The sandwich that had tasted so good turned leaden in Keegan’s stomach. What was it with parents abandoning their kids? Wasn’t there supposed to be some built-in parental instinct that made caring for their babies as necessary as eating and breathing? How could Sabrina have walked away from Mariah? How could Catherine Matheson have decided unilaterally that life was better without her kids in it? How the hell could neither of them have not cared about the impact on those kids?

The hurt gone, Abby locked gazes with him again. “Well, you’re gonna have to do better than you did today. She can’t cry herself silly every day.”

She had a talent for stating the obvious. Probably from experience, Keegan knew, which didn’t change the fact that she was giving him fathering instructions. “I know. I guess we haven’t done as much of playing and reading together and stuff as we should have.”

She raised one brow in a gesture that reminded him of Therese. If Abby realized she’d mimicked her stepmother, she would probably shave the brow off. “Well, since you’re the grown-up, that’s your failure, isn’t it?”
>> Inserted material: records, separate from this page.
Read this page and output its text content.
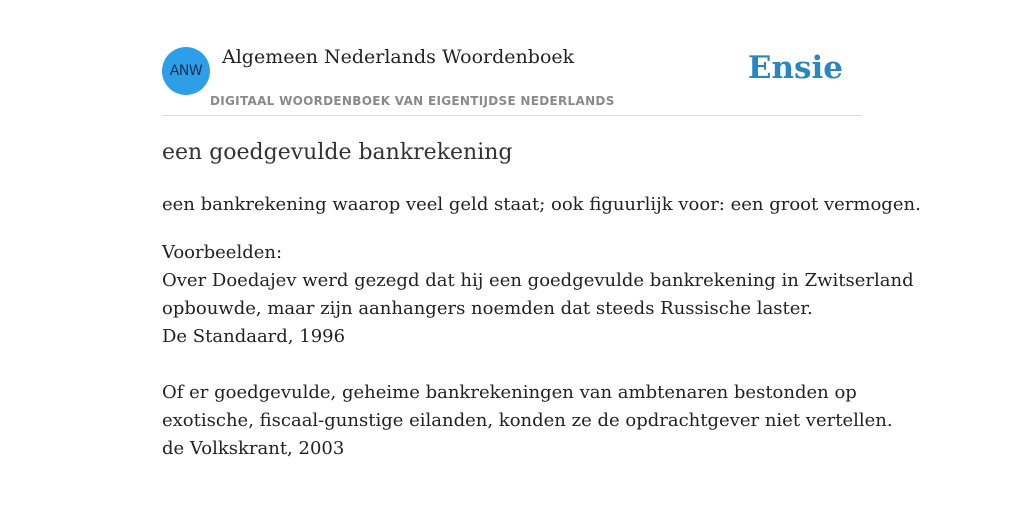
ANW
Algemeen Nederlands Woordenboek
DIGITAAL WOORDENBOEK VAN EIGENTIJDSE NEDERLANDS
Ensie
een goedgevulde bankrekening
een bankrekening waarop veel geld staat; ook figuurlijk voor: een groot vermogen.
Voorbeelden:
Over Doedajev werd gezegd dat hij een goedgevulde bankrekening in Zwitserland
opbouwde, maar zijn aanhangers noemden dat steeds Russische laster.
De Standaard, 1996
Of er goedgevulde, geheime bankrekeningen van ambtenaren bestonden op
exotische, fiscaal-gunstige eilanden, konden ze de opdrachtgever niet vertellen.
de Volkskrant, 2003
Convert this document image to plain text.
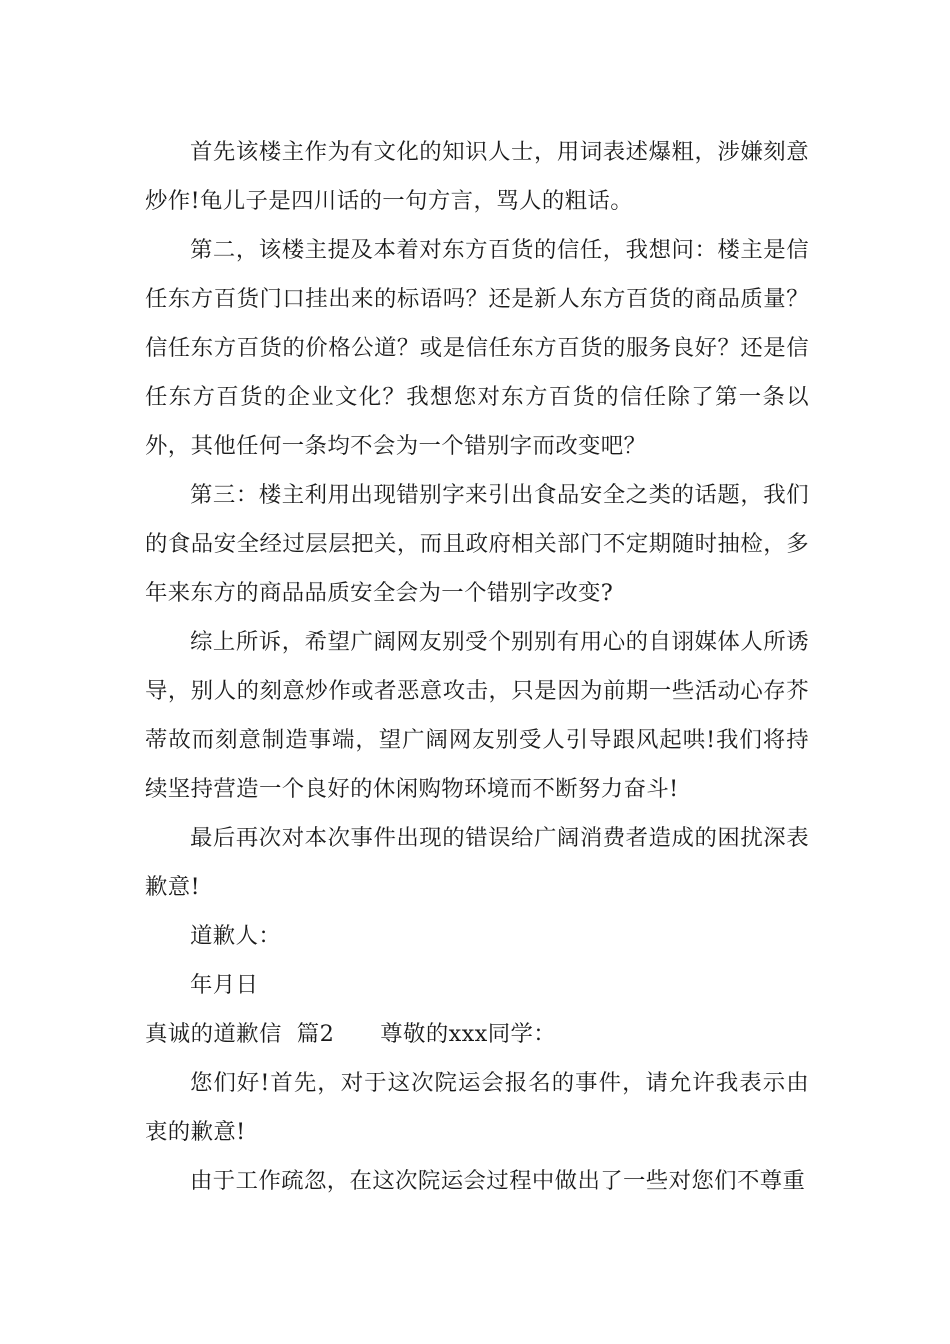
首先该楼主作为有文化的知识人士，用词表述爆粗，涉嫌刻意炒作!龟儿子是四川话的一句方言，骂人的粗话。

第二，该楼主提及本着对东方百货的信任，我想问：楼主是信任东方百货门口挂出来的标语吗？还是新人东方百货的商品质量？信任东方百货的价格公道？或是信任东方百货的服务良好？还是信任东方百货的企业文化？我想您对东方百货的信任除了第一条以外，其他任何一条均不会为一个错别字而改变吧？

第三：楼主利用出现错别字来引出食品安全之类的话题，我们的食品安全经过层层把关，而且政府相关部门不定期随时抽检，多年来东方的商品品质安全会为一个错别字改变?

综上所诉，希望广阔网友别受个别别有用心的自诩媒体人所诱导，别人的刻意炒作或者恶意攻击，只是因为前期一些活动心存芥蒂故而刻意制造事端，望广阔网友别受人引导跟风起哄!我们将持续坚持营造一个良好的休闲购物环境而不断努力奋斗!

最后再次对本次事件出现的错误给广阔消费者造成的困扰深表歉意!

道歉人：

年月日

真诚的道歉信 篇2 尊敬的xxx同学：

您们好!首先，对于这次院运会报名的事件，请允许我表示由衷的歉意!

由于工作疏忽，在这次院运会过程中做出了一些对您们不尊重
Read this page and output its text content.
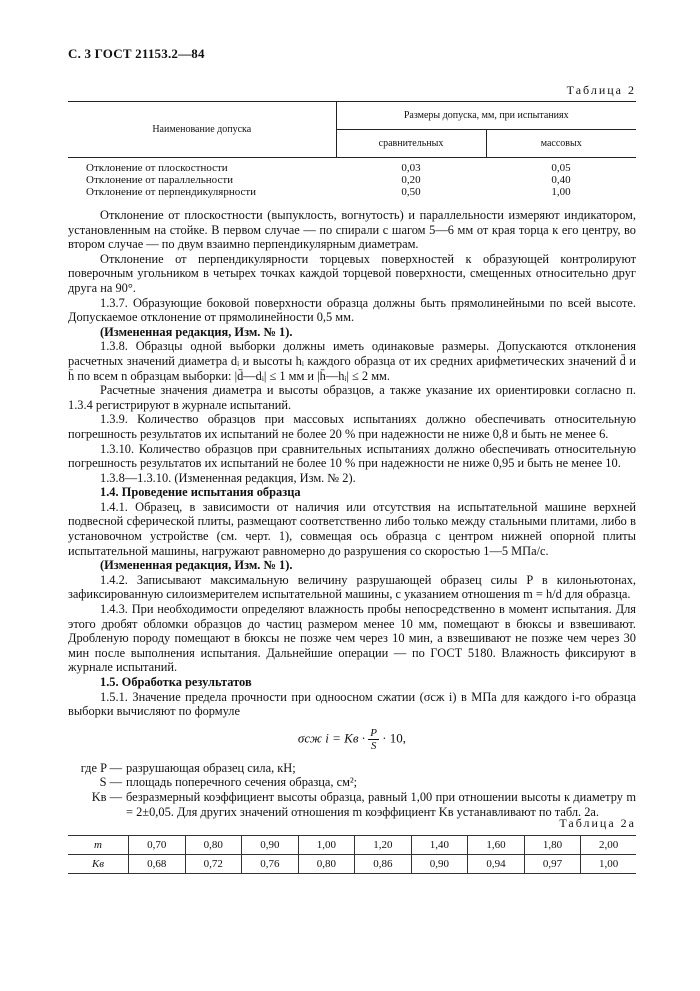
С. 3 ГОСТ 21153.2—84
Таблица 2
Наименование допуска	Размеры допуска, мм, при испытаниях	
	сравнительных	массовых

Отклонение от плоскостности	0,03	0,05
Отклонение от параллельности	0,20	0,40
Отклонение от перпендикулярности	0,50	1,00

Отклонение от плоскостности (выпуклость, вогнутость) и параллельности измеряют индикатором, установленным на стойке. В первом случае — по спирали с шагом 5—6 мм от края торца к его центру, во втором случае — по двум взаимно перпендикулярным диаметрам.

Отклонение от перпендикулярности торцевых поверхностей к образующей контролируют поверочным угольником в четырех точках каждой торцевой поверхности, смещенных относительно друг друга на 90°.

1.3.7. Образующие боковой поверхности образца должны быть прямолинейными по всей высоте. Допускаемое отклонение от прямолинейности 0,5 мм.

(Измененная редакция, Изм. № 1).

1.3.8. Образцы одной выборки должны иметь одинаковые размеры. Допускаются отклонения расчетных значений диаметра dᵢ и высоты hᵢ каждого образца от их средних арифметических значений d̄ и h̄ по всем n образцам выборки: |d̄—dᵢ| ≤ 1 мм и |h̄—hᵢ| ≤ 2 мм.

Расчетные значения диаметра и высоты образцов, а также указание их ориентировки согласно п. 1.3.4 регистрируют в журнале испытаний.

1.3.9. Количество образцов при массовых испытаниях должно обеспечивать относительную погрешность результатов их испытаний не более 20 % при надежности не ниже 0,8 и быть не менее 6.

1.3.10. Количество образцов при сравнительных испытаниях должно обеспечивать относительную погрешность результатов их испытаний не более 10 % при надежности не ниже 0,95 и быть не менее 10.

1.3.8—1.3.10. (Измененная редакция, Изм. № 2).

1.4. Проведение испытания образца

1.4.1. Образец, в зависимости от наличия или отсутствия на испытательной машине верхней подвесной сферической плиты, размещают соответственно либо только между стальными плитами, либо в установочном устройстве (см. черт. 1), совмещая ось образца с центром нижней опорной плиты испытательной машины, нагружают равномерно до разрушения со скоростью 1—5 МПа/с.

(Измененная редакция, Изм. № 1).

1.4.2. Записывают максимальную величину разрушающей образец силы P в килоньютонах, зафиксированную силоизмерителем испытательной машины, с указанием отношения m = h/d для образца.

1.4.3. При необходимости определяют влажность пробы непосредственно в момент испытания. Для этого дробят обломки образцов до частиц размером менее 10 мм, помещают в бюксы и взвешивают. Дробленую породу помещают в бюксы не позже чем через 10 мин, а взвешивают не позже чем через 30 мин после выполнения испытания. Дальнейшие операции — по ГОСТ 5180. Влажность фиксируют в журнале испытаний.

1.5. Обработка результатов

1.5.1. Значение предела прочности при одноосном сжатии (σсж i) в МПа для каждого i-го образца выборки вычисляют по формуле

σсж i = Kв · $\frac{P}{S} \cdot 10$,
где P — разрушающая образец сила, кН;
S — площадь поперечного сечения образца, см²;
Kв — безразмерный коэффициент высоты образца, равный 1,00 при отношении высоты к диаметру m = 2±0,05. Для других значений отношения m коэффициент Kв устанавливают по табл. 2а.
Таблица 2а
m	0,70	0,80	0,90	1,00	1,20	1,40	1,60	1,80	2,00
Kв	0,68	0,72	0,76	0,80	0,86	0,90	0,94	0,97	1,00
“Yeah, my failure.” He hadn’t wanted to get involved, and barring that, he damn well hadn’t wanted to get attached. What if he grew to care about Mariah and Sabrina came back? It would be like losing his own kid. Hell.

Granted, he’d made that decision when the social worker had brought Mariah to him. More than a month, with no word from Sabrina. She was likely gone for good. So was Matheson. Mariah deserved a good home. If he got attached…if he lost her…

He was the grown-up, as Abby had pointed out. He would cope.

Mariah’s shoes slapped the floor as she raced into the room. A grin split her face ear to ear, and her eyes brightened as she made a beeline for Abby. “I went potty. I want cake.”

A few feet behind her, Therese detoured to the island. “Is she allowed to have sweets this close to bedtime?”